A continuation of what I mean by feeling more "free to be me..."


I've never not been me. Believe me on this one.  I've always been very true to myself. Or... well... I just can't help it, my self/personality/who I am is just too stubborn and too me to be anything else at all. 


The thing is though I've been so angry at myself for it. For the way I am. I am always trying to find things wrong with who I am. Trying to find fault, sinfulness, selfishness in all of who I am.

And truth is: that is who I am. It's who we all are. Completely completely selfish and sinful.
... Especially me.

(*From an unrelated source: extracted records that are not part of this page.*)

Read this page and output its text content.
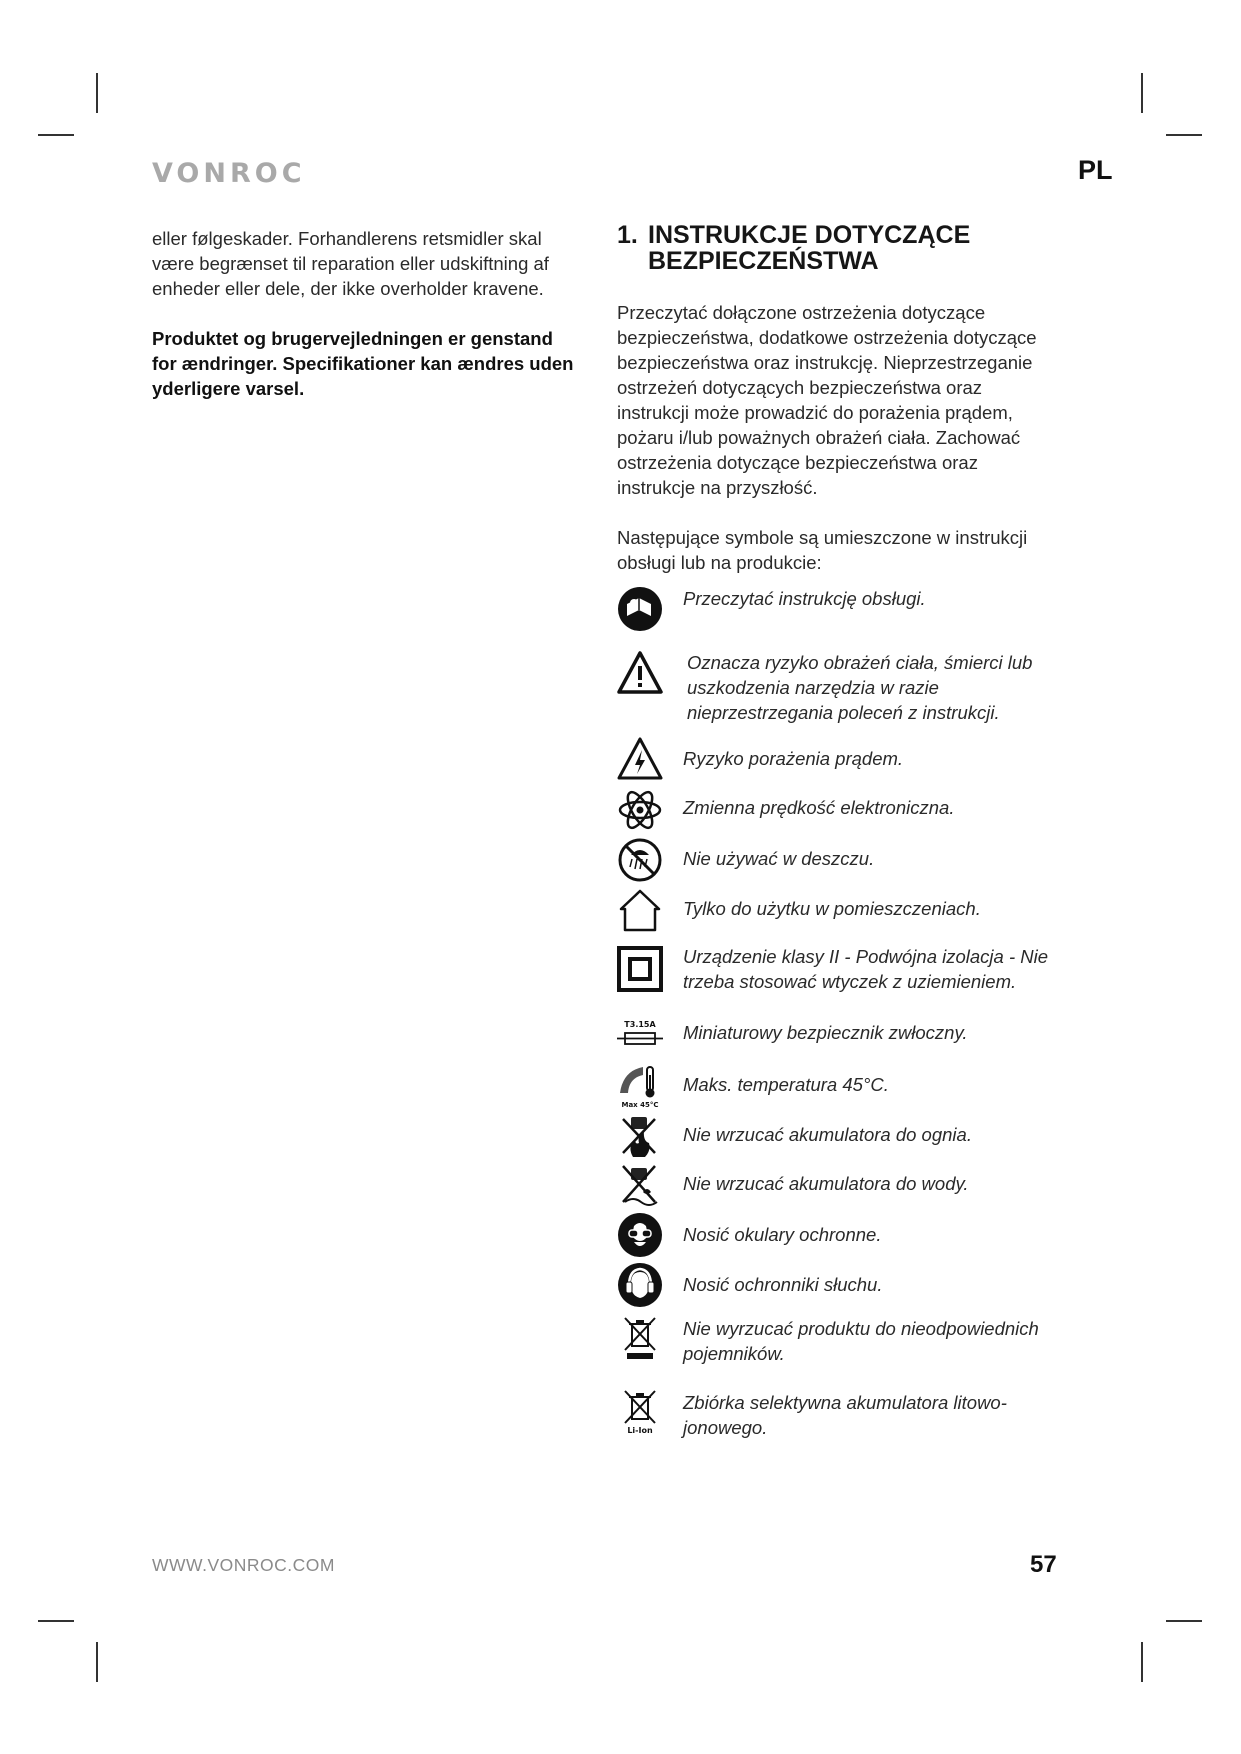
VONROC	PL

eller følgeskader. Forhandlerens retsmidler skal være begrænset til reparation eller udskiftning af enheder eller dele, der ikke overholder kravene.

Produktet og brugervejledningen er genstand for ændringer. Specifikationer kan ændres uden yderligere varsel.

1. INSTRUKCJE DOTYCZĄCE BEZPIECZEŃSTWA

Przeczytać dołączone ostrzeżenia dotyczące bezpieczeństwa, dodatkowe ostrzeżenia dotyczące bezpieczeństwa oraz instrukcję. Nieprzestrzeganie ostrzeżeń dotyczących bezpieczeństwa oraz instrukcji może prowadzić do porażenia prądem, pożaru i/lub poważnych obrażeń ciała. Zachować ostrzeżenia dotyczące bezpieczeństwa oraz instrukcje na przyszłość.

Następujące symbole są umieszczone w instrukcji obsługi lub na produkcie:

Przeczytać instrukcję obsługi.
Oznacza ryzyko obrażeń ciała, śmierci lub uszkodzenia narzędzia w razie nieprzestrzegania poleceń z instrukcji.
Ryzyko porażenia prądem.
Zmienna prędkość elektroniczna.
Nie używać w deszczu.
Tylko do użytku w pomieszczeniach.
Urządzenie klasy II - Podwójna izolacja - Nie trzeba stosować wtyczek z uziemieniem.
T3.15A Miniaturowy bezpiecznik zwłoczny.
Max 45°C
Maks. temperatura 45°C.
Nie wrzucać akumulatora do ognia.
Nie wrzucać akumulatora do wody.
Nosić okulary ochronne.
Nosić ochronniki słuchu.
Nie wyrzucać produktu do nieodpowiednich pojemników.
Li-Ion
Zbiórka selektywna akumulatora litowo-jonowego.
WWW.VONROC.COM	57
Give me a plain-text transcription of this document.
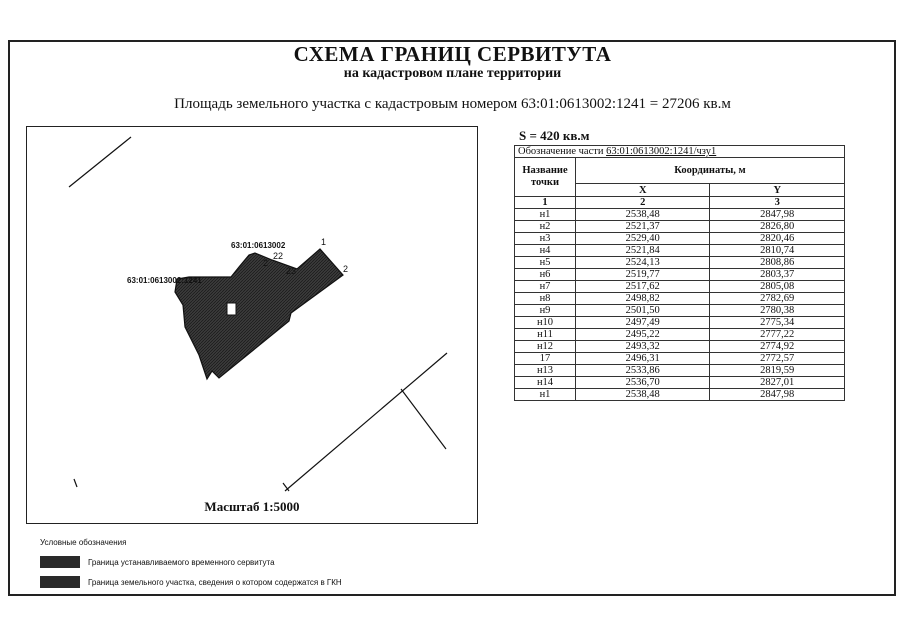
СХЕМА ГРАНИЦ СЕРВИТУТА
на кадастровом плане территории
Площадь земельного участка с кадастровым номером 63:01:0613002:1241 = 27206 кв.м
63:01:0613002
63:01:0613002:1241
1
22
2
23
2
Масштаб 1:5000
S = 420 кв.м
Обозначение части 63:01:0613002:1241/чзу1		
Название точки	Координаты, м	
	X	Y
1	2	3
н1	2538,48	2847,98
н2	2521,37	2826,80
н3	2529,40	2820,46
н4	2521,84	2810,74
н5	2524,13	2808,86
н6	2519,77	2803,37
н7	2517,62	2805,08
н8	2498,82	2782,69
н9	2501,50	2780,38
н10	2497,49	2775,34
н11	2495,22	2777,22
н12	2493,32	2774,92
17	2496,31	2772,57
н13	2533,86	2819,59
н14	2536,70	2827,01
н1	2538,48	2847,98
Условные обозначения
Граница устанавливаемого временного сервитута
Граница земельного участка, сведения о котором содержатся в ГКН
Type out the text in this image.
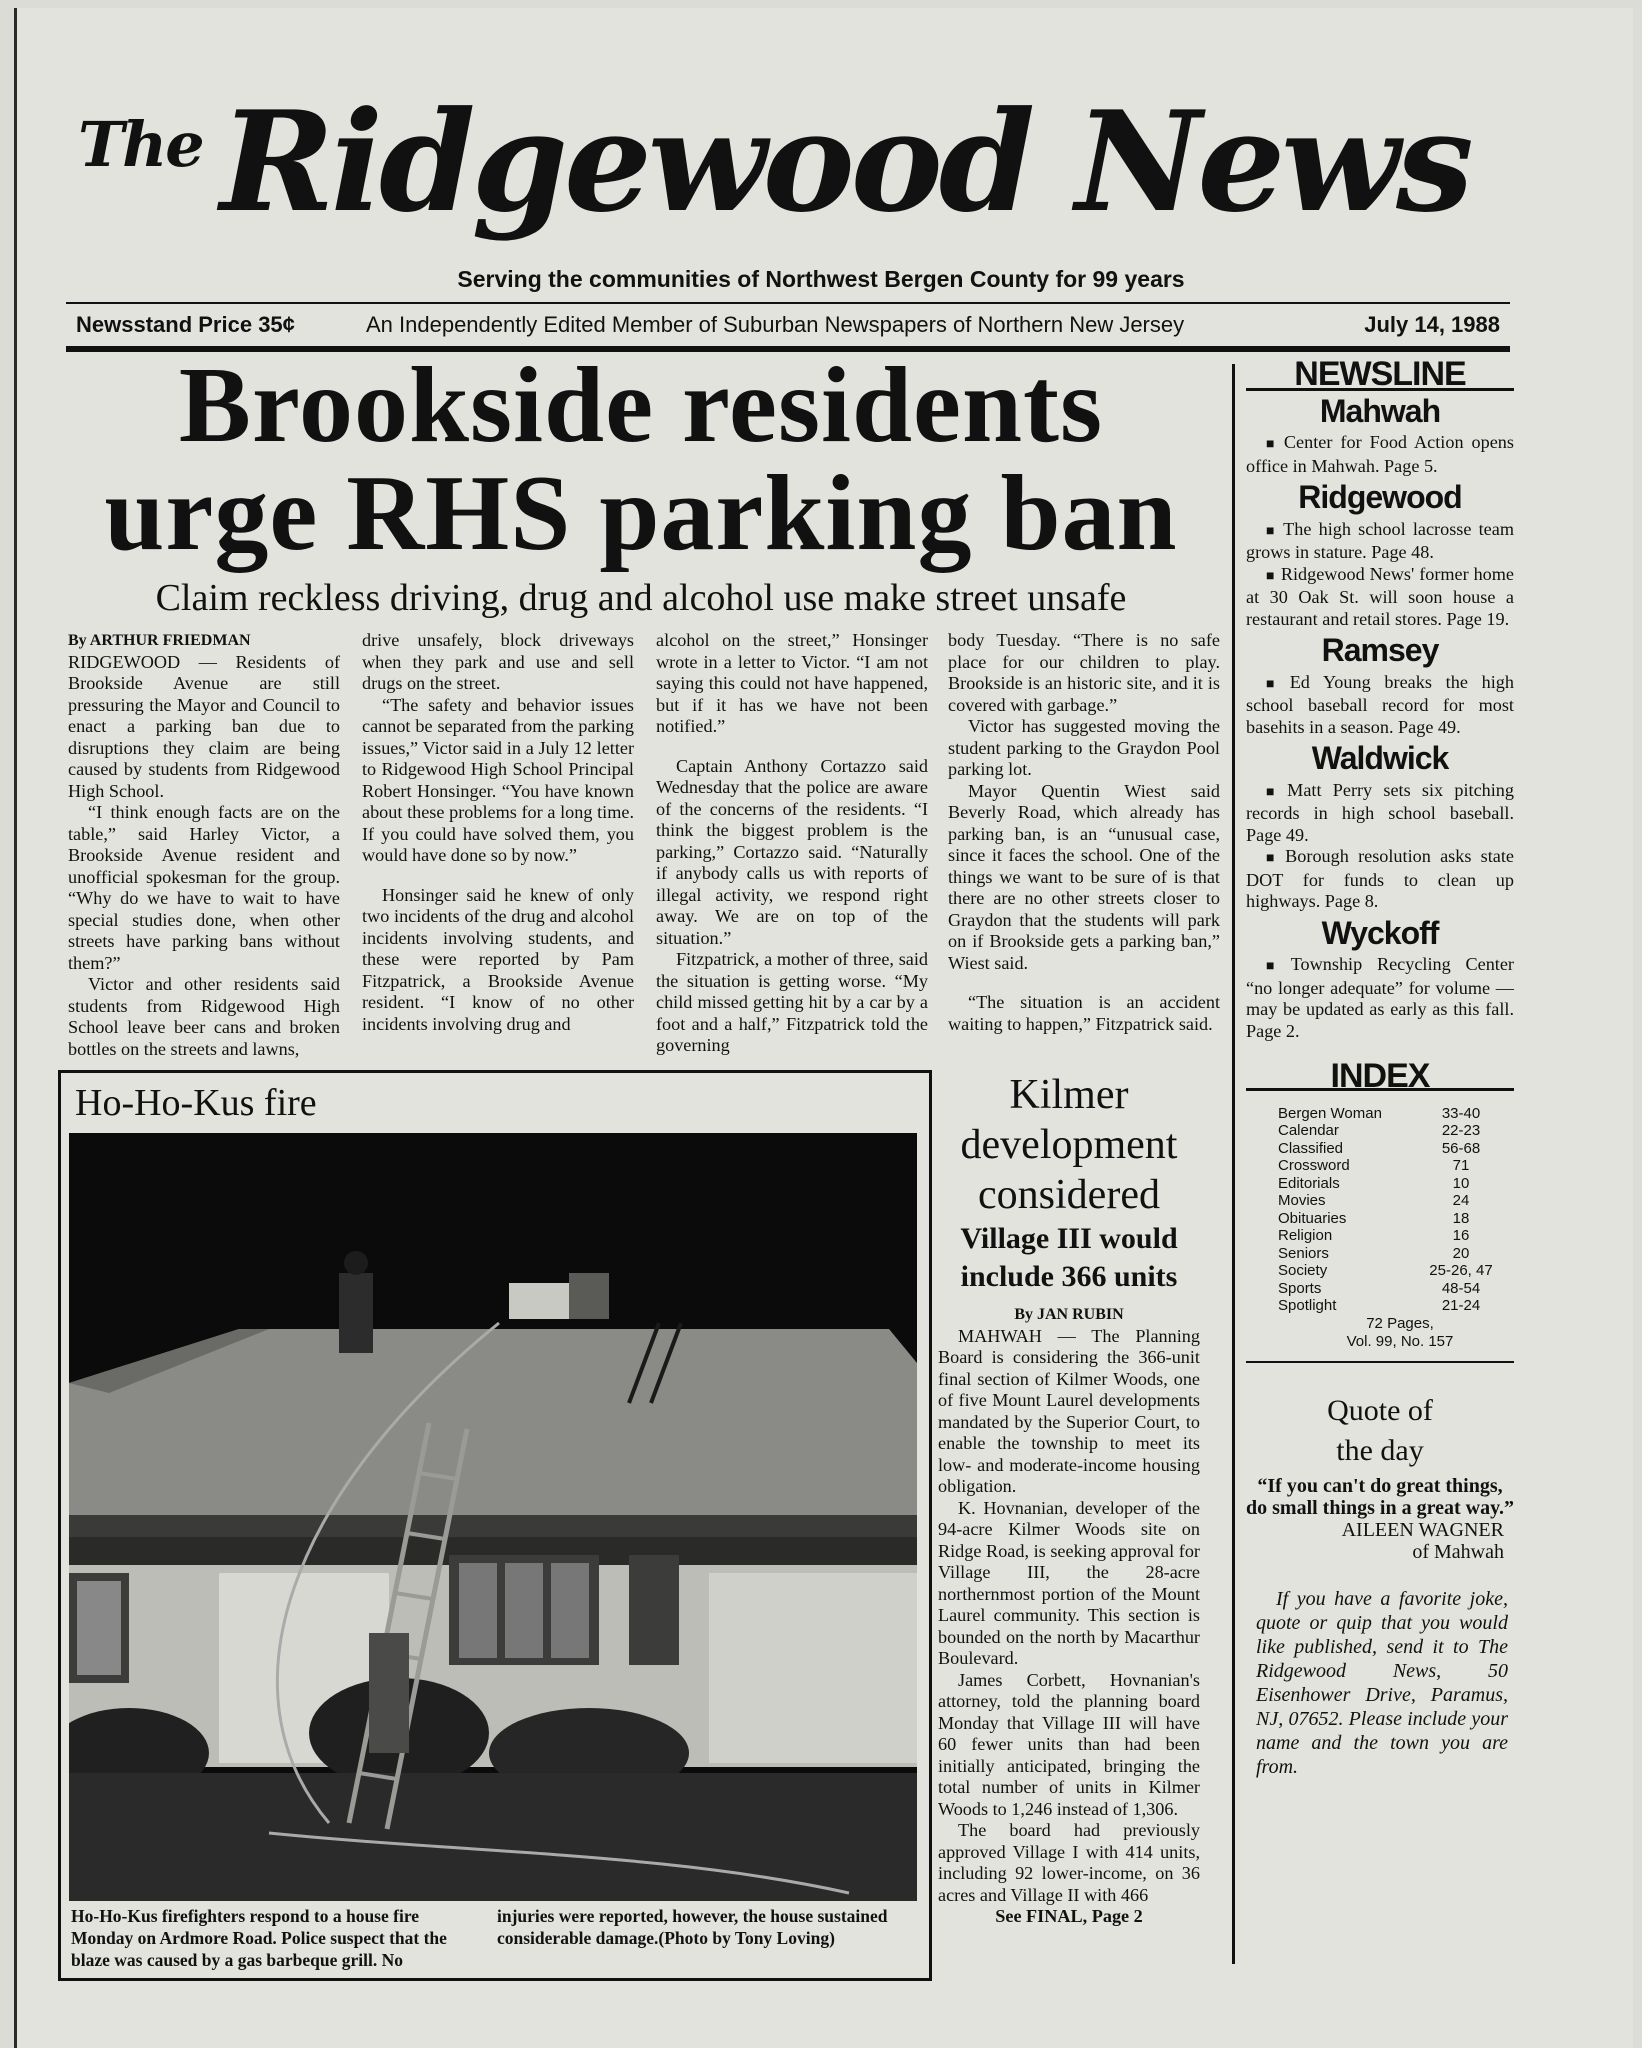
The Ridgewood News
Serving the communities of Northwest Bergen County for 99 years
Newsstand Price 35¢	An Independently Edited Member of Suburban Newspapers of Northern New Jersey	July 14, 1988
Brookside residents
urge RHS parking ban
Claim reckless driving, drug and alcohol use make street unsafe

By ARTHUR FRIEDMAN

RIDGEWOOD — Residents of Brookside Avenue are still pressuring the Mayor and Council to enact a parking ban due to disruptions they claim are being caused by students from Ridgewood High School.

“I think enough facts are on the table,” said Harley Victor, a Brookside Avenue resident and unofficial spokesman for the group. “Why do we have to wait to have special studies done, when other streets have parking bans without them?”

Victor and other residents said students from Ridgewood High School leave beer cans and broken bottles on the streets and lawns,

drive unsafely, block driveways when they park and use and sell drugs on the street.

“The safety and behavior issues cannot be separated from the parking issues,” Victor said in a July 12 letter to Ridgewood High School Principal Robert Honsinger. “You have known about these problems for a long time. If you could have solved them, you would have done so by now.”

Honsinger said he knew of only two incidents of the drug and alcohol incidents involving students, and these were reported by Pam Fitzpatrick, a Brookside Avenue resident. “I know of no other incidents involving drug and

alcohol on the street,” Honsinger wrote in a letter to Victor. “I am not saying this could not have happened, but if it has we have not been notified.”

Captain Anthony Cortazzo said Wednesday that the police are aware of the concerns of the residents. “I think the biggest problem is the parking,” Cortazzo said. “Naturally if anybody calls us with reports of illegal activity, we respond right away. We are on top of the situation.”

Fitzpatrick, a mother of three, said the situation is getting worse. “My child missed getting hit by a car by a foot and a half,” Fitzpatrick told the governing

body Tuesday. “There is no safe place for our children to play. Brookside is an historic site, and it is covered with garbage.”

Victor has suggested moving the student parking to the Graydon Pool parking lot.

Mayor Quentin Wiest said Beverly Road, which already has parking ban, is an “unusual case, since it faces the school. One of the things we want to be sure of is that there are no other streets closer to Graydon that the students will park on if Brookside gets a parking ban,” Wiest said.

“The situation is an accident waiting to happen,” Fitzpatrick said.

Ho-Ho-Kus fire
Ho-Ho-Kus firefighters respond to a house fire Monday on Ardmore Road. Police suspect that the blaze was caused by a gas barbeque grill. No
injuries were reported, however, the house sustained considerable damage.(Photo by Tony Loving)
Kilmer development considered
Village III would include 366 units

By JAN RUBIN

MAHWAH — The Planning Board is considering the 366-unit final section of Kilmer Woods, one of five Mount Laurel developments mandated by the Superior Court, to enable the township to meet its low- and moderate-income housing obligation.

K. Hovnanian, developer of the 94-acre Kilmer Woods site on Ridge Road, is seeking approval for Village III, the 28-acre northernmost portion of the Mount Laurel community. This section is bounded on the north by Macarthur Boulevard.

James Corbett, Hovnanian's attorney, told the planning board Monday that Village III will have 60 fewer units than had been initially anticipated, bringing the total number of units in Kilmer Woods to 1,246 instead of 1,306.

The board had previously approved Village I with 414 units, including 92 lower-income, on 36 acres and Village II with 466

See FINAL, Page 2

NEWSLINE
Mahwah

■ Center for Food Action opens office in Mahwah. Page 5.

Ridgewood

■ The high school lacrosse team grows in stature. Page 48.

■ Ridgewood News' former home at 30 Oak St. will soon house a restaurant and retail stores. Page 19.

Ramsey

■ Ed Young breaks the high school baseball record for most basehits in a season. Page 49.

Waldwick

■ Matt Perry sets six pitching records in high school baseball. Page 49.

■ Borough resolution asks state DOT for funds to clean up highways. Page 8.

Wyckoff

■ Township Recycling Center “no longer adequate” for volume — may be updated as early as this fall. Page 2.

INDEX
Bergen Woman	33-40
Calendar	22-23
Classified	56-68
Crossword	71
Editorials	10
Movies	24
Obituaries	18
Religion	16
Seniors	20
Society	25-26, 47
Sports	48-54
Spotlight	21-24
72 Pages,
Vol. 99, No. 157
Quote of
the day
“If you can't do great things, do small things in a great way.”
AILEEN WAGNER
of Mahwah
If you have a favorite joke, quote or quip that you would like published, send it to The Ridgewood News, 50 Eisenhower Drive, Paramus, NJ, 07652. Please include your name and the town you are from.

And I can see it so so much, yet can't even see much of it at all compared to what God sees and knows.

What I've realized this year though is that that's why Jesus had to come. I can't die to myself. No matter how much I wish I could or want to, I can't. There will always be so much selfishness there, so much ugliness... there will always be that dark part of me there that I try to sweep away and hide from the world...

but what I've realized is that's okay. That's how it will always be.

That's why Jesus had to come and die for me!!!

He covers it all.

I will always be an amazing sinner, and He will always be an AMAZING SAVIOR.


... Basically every day I just have to again remind myself and fight to let His grace cover all of me.

I've always been me. ... Believe me!
But... I've always wanted to find fault with every little thing.


Now... I'm just learning to let go.

I'm going to say the wrong thing, I'm going to do the wrong thing, I'm going to mess up constantly!!!...
ugliness is always always going to be there,

I need to just let His grace cover it all.




...
Every day as I fight with this I am re-amazed by His love and grace for me.

And mostly I'm reminded by His love and grace that I AM FREE TO BE ME.
He loves me just the way I am. 

And I am learning to let go. Not be mad at myself.
But just be Real.  True. and me before Him.
(as I always have been)
but this time continunously saying "no" to all the anxiety I have about it. About wanting to do what He wants. ... That is what I always have and maybe always will struggle with most. Wanting to do what God would want me to do!!! And it's hard when I just don't know... But I'm continuously trying to trust Him with it all. To trust Him to lead be back to His plan as I go astray. Most of all to trust Him to cover me in His grace.
From arm to arm across that cross, He died to cover all of who I am.


Now, even if I am doing a lot of things wrong, even though I am and always will be so sinful and selfish, 

I feel so much more free to be the way He created me to be.
To trust Him.

To love and live for Him in the way I feel He created my heart, mind, soul, and body to. In the way I feel called to, even if I've always wanted to point my finger at it, to find things wrong with it, to believe I should be different... this does seem like the way I am created to love Him and serve Him best. Out of my very being. The way He created me. The things and ways I am best at loving and praising Him. The ways I am best at loving and serving others. ... I feel more free to do the things my mind, soul, body, and heart just seem to be made for right now. ... More free to do these things without worrying that they aren't what I should be doing.

To love Him with my whole heart, mind, body, soul, and strength whatever way that means for me at each moment.

To just let it be my story.... all between me and Jesus.


His grace sets me free. 


Free to make mistakes.


The Word tells me He wants me to remain in His love and grace.


I am thankful I can come back to Him, trust that He's in control, and most of all ask for His forgiveness always.